After weeks of delays, a covert military spaceplane was finally launched into orbit last night by SpaceX’s Falcon Heavy rocket, albeit very little information about the operation has been made public.
At 8:07 PM Eastern, the Falcon Heavy blasted out from NASA’s Kennedy Space Center on its covert mission. The only payload aboard the enormous rocket was the X-37B space plane, a reusable vehicle used by the United States Space Force as a classified testbed for space experiments.
Much remains unknown about this mission, as it did for the other six unmanned X-37B operations. Numerous payloads, the mission’s duration, and the target orbit are all classified. The tiny spacecraft has blacked-out windows too.
One of the big mysteries of this particular mission is the Space Force’s choice to book a triple-boosted Falcon Heavy. Falcon Heavy has previously taken off on SpaceX’s smaller Falcon 9 and United Launch Alliance’s Atlas V rocket, but this is the first time the military has chosen the spacecraft for an X-37B mission.

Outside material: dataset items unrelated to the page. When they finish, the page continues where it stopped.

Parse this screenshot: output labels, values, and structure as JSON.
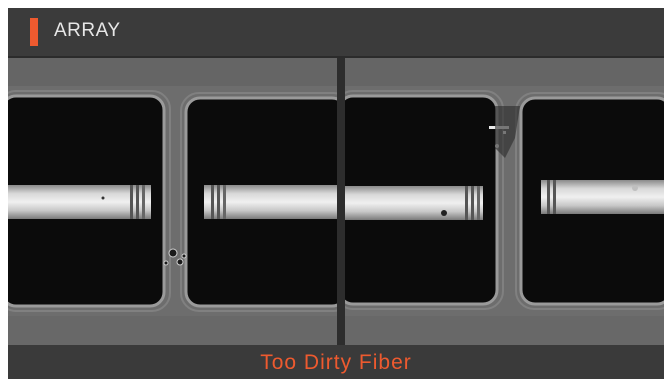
{
  "header": {
    "title": "ARRAY",
    "accent_color": "#ee5a2f"
  },
  "views": [
    {
      "name": "left-fiber-view"
    },
    {
      "name": "right-fiber-view"
    }
  ],
  "status": {
    "message": "Too Dirty Fiber",
    "color": "#ee5a2f"
  }
}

Although the space plane’s mission profile is kept under wraps, the additional boost might indicate that the mission is moving toward farther orbits. The Boeing-built X-37B, which looks like a miniature space shuttle, will eventually return to Earth and land on a runway similar to a conventional aircraft.
The mission, known as USSF-52, is tasked with “operating the reusable spaceplane in new orbital regimes, experimenting with future space domain awareness technologies, and investigating the radiation effects on materials provided by NASA,” according to a statement from the Space Force. The last of these goals is the only known payload, a NASA experiment called Seeds-2 that will investigate what happens to plants exposed to the extreme radiation of space.
This is not only SpaceX’s ninth launch of a Falcon Heavy rocket since 2018, but also its fifth this year. Following more than two weeks of delays—first because of bad weather, then again because of problems that weren’t made public—the launch was successfully completed. It was SpaceX’s 97th launch of the year (it launched its 98th, a batch of Starlink birds, on a Falcon 9 just hours later, at approximately 11 PM Eastern).